I'm sorry to be late to the discussion.

You are not alone, my dear! My wife and I were having this exact discussion today. We were driving past a place where we had met years ago for a raunchy rendezvous with some people we had just met, and we both looked at the place as we drove past, and both expressed almost simultaneously that we sometimes felt uncomfortable thinking about some of the things that we have done in the past.

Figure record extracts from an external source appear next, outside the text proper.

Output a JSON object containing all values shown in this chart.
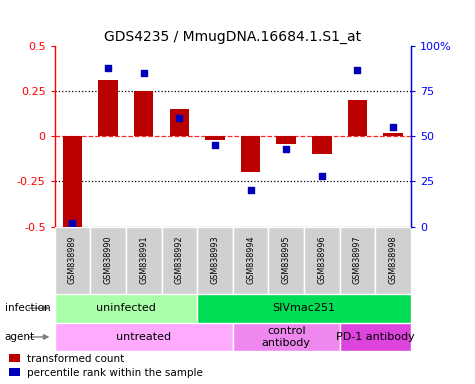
{
  "title": "GDS4235 / MmugDNA.16684.1.S1_at",
  "samples": [
    "GSM838989",
    "GSM838990",
    "GSM838991",
    "GSM838992",
    "GSM838993",
    "GSM838994",
    "GSM838995",
    "GSM838996",
    "GSM838997",
    "GSM838998"
  ],
  "transformed_count": [
    -0.5,
    0.31,
    0.25,
    0.15,
    -0.02,
    -0.2,
    -0.04,
    -0.1,
    0.2,
    0.02
  ],
  "percentile_rank": [
    2,
    88,
    85,
    60,
    45,
    20,
    43,
    28,
    87,
    55
  ],
  "ylim": [
    -0.5,
    0.5
  ],
  "y2lim": [
    0,
    100
  ],
  "yticks": [
    -0.5,
    -0.25,
    0,
    0.25,
    0.5
  ],
  "y2ticks": [
    0,
    25,
    50,
    75,
    100
  ],
  "y2ticklabels": [
    "0",
    "25",
    "50",
    "75",
    "100%"
  ],
  "hlines_dotted": [
    -0.25,
    0.25
  ],
  "hline_dashed": 0,
  "bar_color": "#bb0000",
  "scatter_color": "#0000bb",
  "infection_groups": [
    {
      "label": "uninfected",
      "start": 0,
      "end": 4,
      "color": "#aaffaa"
    },
    {
      "label": "SIVmac251",
      "start": 4,
      "end": 10,
      "color": "#00dd55"
    }
  ],
  "agent_groups": [
    {
      "label": "untreated",
      "start": 0,
      "end": 5,
      "color": "#ffaaff"
    },
    {
      "label": "control\nantibody",
      "start": 5,
      "end": 8,
      "color": "#ee88ee"
    },
    {
      "label": "PD-1 antibody",
      "start": 8,
      "end": 10,
      "color": "#dd44dd"
    }
  ],
  "legend_items": [
    {
      "label": "transformed count",
      "color": "#bb0000"
    },
    {
      "label": "percentile rank within the sample",
      "color": "#0000bb"
    }
  ],
  "row_label_infection": "infection",
  "row_label_agent": "agent",
  "background_color": "#ffffff",
  "title_fontsize": 10
}
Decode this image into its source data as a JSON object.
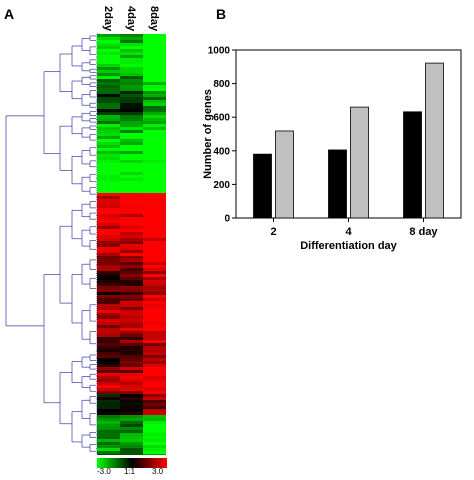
{
  "panel_a": {
    "letter": "A",
    "columns": [
      "2day",
      "4day",
      "8day"
    ],
    "scale": {
      "min_label": "-3.0",
      "mid_label": "1:1",
      "max_label": "3.0",
      "low_color": "#00ff00",
      "mid_color": "#000000",
      "high_color": "#ff0000"
    },
    "dendrogram_color": "#3a3aa8"
  },
  "panel_b": {
    "letter": "B"
  },
  "chart_data": {
    "type": "bar",
    "categories": [
      "2",
      "4",
      "8 day"
    ],
    "series": [
      {
        "color": "#000000",
        "values": [
          380,
          405,
          632
        ]
      },
      {
        "color": "#c0c0c0",
        "values": [
          518,
          660,
          922
        ]
      }
    ],
    "xlabel": "Differentiation day",
    "ylabel": "Number of genes",
    "ylim": [
      0,
      1000
    ],
    "yticks": [
      "0",
      "200",
      "400",
      "600",
      "800",
      "1000"
    ]
  }
}
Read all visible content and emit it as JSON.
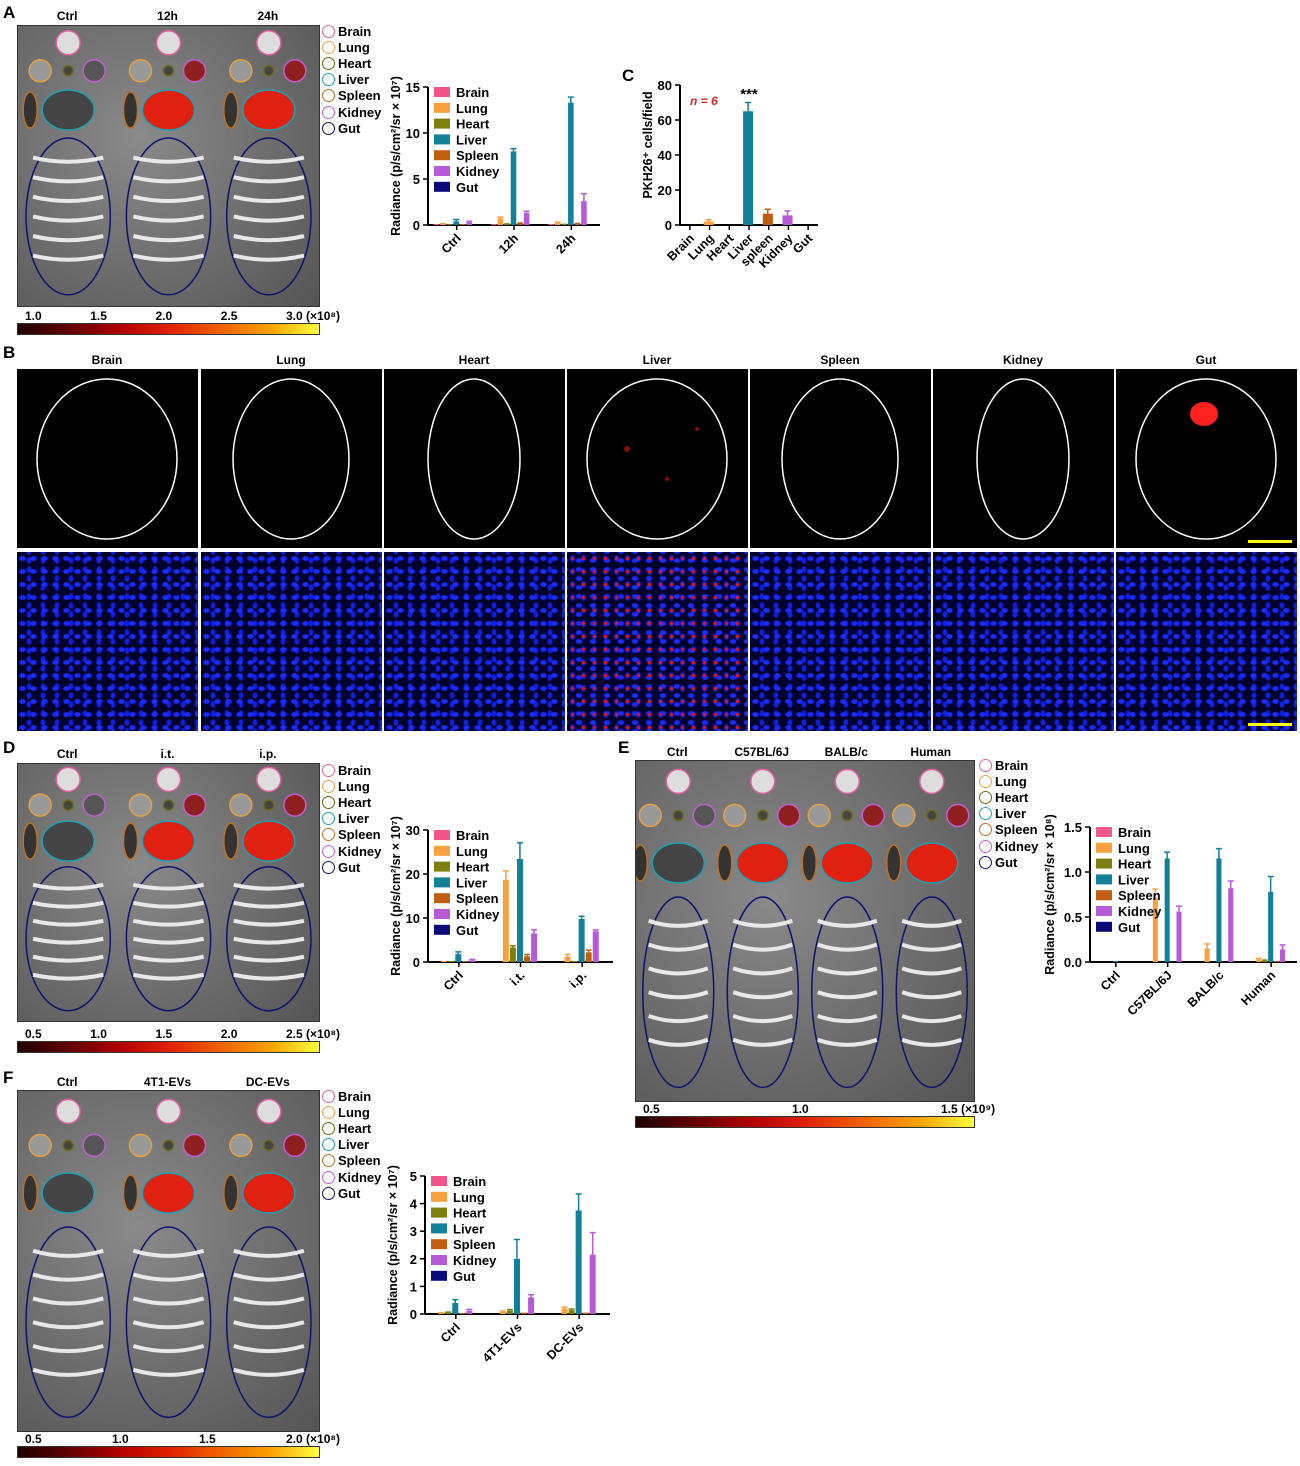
{
  "panels": {
    "A": "A",
    "B": "B",
    "C": "C",
    "D": "D",
    "E": "E",
    "F": "F"
  },
  "organs": [
    "Brain",
    "Lung",
    "Heart",
    "Liver",
    "Spleen",
    "Kidney",
    "Gut"
  ],
  "colors": {
    "Brain": "#f0568a",
    "Lung": "#f7a040",
    "Heart": "#7f7f10",
    "Liver": "#13809a",
    "Spleen": "#c05e10",
    "Kidney": "#b65ad8",
    "Gut": "#0a0a7a"
  },
  "ring_colors": {
    "Brain": "#e060a0",
    "Lung": "#e8a040",
    "Heart": "#6a6a10",
    "Liver": "#20a0b0",
    "Spleen": "#c07020",
    "Kidney": "#c060d0",
    "Gut": "#101070"
  },
  "panelA": {
    "groups": [
      "Ctrl",
      "12h",
      "24h"
    ],
    "colorbar": [
      "1.0",
      "1.5",
      "2.0",
      "2.5",
      "3.0 (×10⁸)"
    ]
  },
  "panelB": {
    "columns": [
      "Brain",
      "Lung",
      "Heart",
      "Liver",
      "Spleen",
      "Kidney",
      "Gut"
    ]
  },
  "panelD": {
    "groups": [
      "Ctrl",
      "i.t.",
      "i.p."
    ],
    "colorbar": [
      "0.5",
      "1.0",
      "1.5",
      "2.0",
      "2.5 (×10⁸)"
    ]
  },
  "panelE": {
    "groups": [
      "Ctrl",
      "C57BL/6J",
      "BALB/c",
      "Human"
    ],
    "colorbar": [
      "0.5",
      "1.0",
      "1.5 (×10⁹)"
    ]
  },
  "panelF": {
    "groups": [
      "Ctrl",
      "4T1-EVs",
      "DC-EVs"
    ],
    "colorbar": [
      "0.5",
      "1.0",
      "1.5",
      "2.0 (×10⁸)"
    ]
  },
  "chart_data": [
    {
      "id": "A",
      "type": "bar",
      "ylabel": "Radiance (p/s/cm²/sr × 10⁷)",
      "ylim": [
        0,
        15
      ],
      "yticks": [
        0,
        5,
        10,
        15
      ],
      "categories": [
        "Ctrl",
        "12h",
        "24h"
      ],
      "legend": "top-left",
      "series": [
        {
          "name": "Brain",
          "values": [
            0.05,
            0.05,
            0.05
          ]
        },
        {
          "name": "Lung",
          "values": [
            0.1,
            0.7,
            0.2
          ],
          "err": [
            0.05,
            0.15,
            0.1
          ]
        },
        {
          "name": "Heart",
          "values": [
            0.1,
            0.2,
            0.15
          ]
        },
        {
          "name": "Liver",
          "values": [
            0.4,
            8.0,
            13.3
          ],
          "err": [
            0.2,
            0.3,
            0.6
          ]
        },
        {
          "name": "Spleen",
          "values": [
            0.1,
            0.3,
            0.25
          ]
        },
        {
          "name": "Kidney",
          "values": [
            0.3,
            1.3,
            2.6
          ],
          "err": [
            0.1,
            0.2,
            0.8
          ]
        },
        {
          "name": "Gut",
          "values": [
            0,
            0,
            0
          ]
        }
      ]
    },
    {
      "id": "C",
      "type": "bar",
      "ylabel": "PKH26⁺ cells/field",
      "ylim": [
        0,
        80
      ],
      "yticks": [
        0,
        20,
        40,
        60,
        80
      ],
      "annotation": "n = 6",
      "significance": "***",
      "categories": [
        "Brain",
        "Lung",
        "Heart",
        "Liver",
        "spleen",
        "Kidney",
        "Gut"
      ],
      "series": [
        {
          "values": [
            0,
            2,
            0,
            65,
            6.5,
            5.5,
            0
          ],
          "err": [
            0,
            1,
            0,
            5,
            2.5,
            2.5,
            0
          ]
        }
      ]
    },
    {
      "id": "D",
      "type": "bar",
      "ylabel": "Radiance (p/s/cm²/sr × 10⁷)",
      "ylim": [
        0,
        30
      ],
      "yticks": [
        0,
        10,
        20,
        30
      ],
      "categories": [
        "Ctrl",
        "i.t.",
        "i.p."
      ],
      "legend": "top-left",
      "series": [
        {
          "name": "Brain",
          "values": [
            0,
            0,
            0
          ]
        },
        {
          "name": "Lung",
          "values": [
            0.2,
            18.7,
            1.2
          ],
          "err": [
            0,
            2,
            0.5
          ]
        },
        {
          "name": "Heart",
          "values": [
            0.2,
            3.3,
            0.2
          ],
          "err": [
            0,
            0.4,
            0
          ]
        },
        {
          "name": "Liver",
          "values": [
            1.8,
            23.4,
            9.8
          ],
          "err": [
            0.5,
            3.7,
            0.6
          ]
        },
        {
          "name": "Spleen",
          "values": [
            0.2,
            1.3,
            2.2
          ],
          "err": [
            0,
            0.4,
            0.5
          ]
        },
        {
          "name": "Kidney",
          "values": [
            0.4,
            6.5,
            7.0
          ],
          "err": [
            0.2,
            0.8,
            0.3
          ]
        },
        {
          "name": "Gut",
          "values": [
            0,
            0,
            0
          ]
        }
      ]
    },
    {
      "id": "E",
      "type": "bar",
      "ylabel": "Radiance (p/s/cm²/sr × 10⁸)",
      "ylim": [
        0,
        1.5
      ],
      "yticks": [
        0.0,
        0.5,
        1.0,
        1.5
      ],
      "categories": [
        "Ctrl",
        "C57BL/6J",
        "BALB/c",
        "Human"
      ],
      "legend": "top-left",
      "series": [
        {
          "name": "Brain",
          "values": [
            0,
            0,
            0,
            0
          ]
        },
        {
          "name": "Lung",
          "values": [
            0,
            0.71,
            0.15,
            0.03
          ],
          "err": [
            0,
            0.1,
            0.05,
            0.01
          ]
        },
        {
          "name": "Heart",
          "values": [
            0,
            0,
            0,
            0.03
          ]
        },
        {
          "name": "Liver",
          "values": [
            0.01,
            1.15,
            1.15,
            0.78
          ],
          "err": [
            0,
            0.07,
            0.11,
            0.17
          ]
        },
        {
          "name": "Spleen",
          "values": [
            0,
            0,
            0,
            0.01
          ]
        },
        {
          "name": "Kidney",
          "values": [
            0,
            0.56,
            0.82,
            0.14
          ],
          "err": [
            0,
            0.06,
            0.08,
            0.05
          ]
        },
        {
          "name": "Gut",
          "values": [
            0,
            0,
            0,
            0
          ]
        }
      ]
    },
    {
      "id": "F",
      "type": "bar",
      "ylabel": "Radiance (p/s/cm²/sr × 10⁷)",
      "ylim": [
        0,
        5
      ],
      "yticks": [
        0,
        1,
        2,
        3,
        4,
        5
      ],
      "categories": [
        "Ctrl",
        "4T1-EVs",
        "DC-EVs"
      ],
      "legend": "top-left",
      "series": [
        {
          "name": "Brain",
          "values": [
            0,
            0,
            0
          ]
        },
        {
          "name": "Lung",
          "values": [
            0.03,
            0.08,
            0.2
          ],
          "err": [
            0.02,
            0.03,
            0.05
          ]
        },
        {
          "name": "Heart",
          "values": [
            0.05,
            0.12,
            0.14
          ],
          "err": [
            0.02,
            0.04,
            0.04
          ]
        },
        {
          "name": "Liver",
          "values": [
            0.4,
            2.0,
            3.75
          ],
          "err": [
            0.12,
            0.7,
            0.6
          ]
        },
        {
          "name": "Spleen",
          "values": [
            0.03,
            0.05,
            0.05
          ]
        },
        {
          "name": "Kidney",
          "values": [
            0.12,
            0.6,
            2.15
          ],
          "err": [
            0.05,
            0.1,
            0.8
          ]
        },
        {
          "name": "Gut",
          "values": [
            0,
            0,
            0
          ]
        }
      ]
    }
  ]
}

We both work in a hospital, and therefore know a LOT of coworkers. Absolutely none of them know that we have led a kinky lifestyle, yet they are all human beings, too...and they all masturbate and have thoughts that make them feel guilty! A long time ago, before the first time I attended a house party hosted by a swinger couple, I asked a friend that I knew through the lifestyle whether he was worried about seeing people that he knew...he was a well-known professional and, well, wouldn't that be terribly embarrassing? He related the first time that it actually happened; he pointed out that you're both there for the same reason, are both on exactly the same standing as you encounter one another in such a situation, and therefore there is no power held by one over the other...no need for embarrassment and, in fact, it was a novel bonding experience.

Later, I was online with a woman who was interested in playing with my wife and me. When she sent me a nude picture I realized that it was someone I worked closely with! Yes, it felt terribly awkward, and I told her that I was embarrassed to admit that I was someone she knew very well. Of course, I had to tell her who I was (to be fair), and, to my surprise, she asked for a picture of me naked as well...to be fair! We both quickly got over our feelings of embarrassment, and were able to be completely at ease when we next worked together...it was almost a sense of relief!

If all your friends and coworkers wore signs advertising their own sexual interests, no one would think a thing about it. We feel this sense of guilt because (a) society burdens us with heavy stigmas about sex, and (b) since we don't share openly about it, we think that we're the only one who has such thoughts and feelings.

Now, I'm an older guy, a medical professional, highly educated, well respected, at the top of my profession. Now here's my guilty confession: I spend a HUGE amount of time thinking about sex, even while at work. At home I perv out a lot! But, as my late hero, George Carlin, wisely said, "Show me a guy who sits around the house stroking his penis all day and I'll show you a guy who isn't causing any fucking problems!" šŸ˜‰

You're in good company, my dear. I guarantee that you work with many folks who are far more kinky than you can imagine!
"If all your friends and coworkers wore signs advertising their own sexual interests, no one would think a thing about it. We feel this sense of guilt because (a) society burdens us with heavy stigmas about sex, and (b) since we don't share openly about it, we think that we're the only one who has such thoughts and feelings."

I have thought about this for some time. Lately, I have made comments or statements that would easily give my identity away to those that know me. I am actually hoping that someone picks up on this and reaches out to me. I am waiting patiently.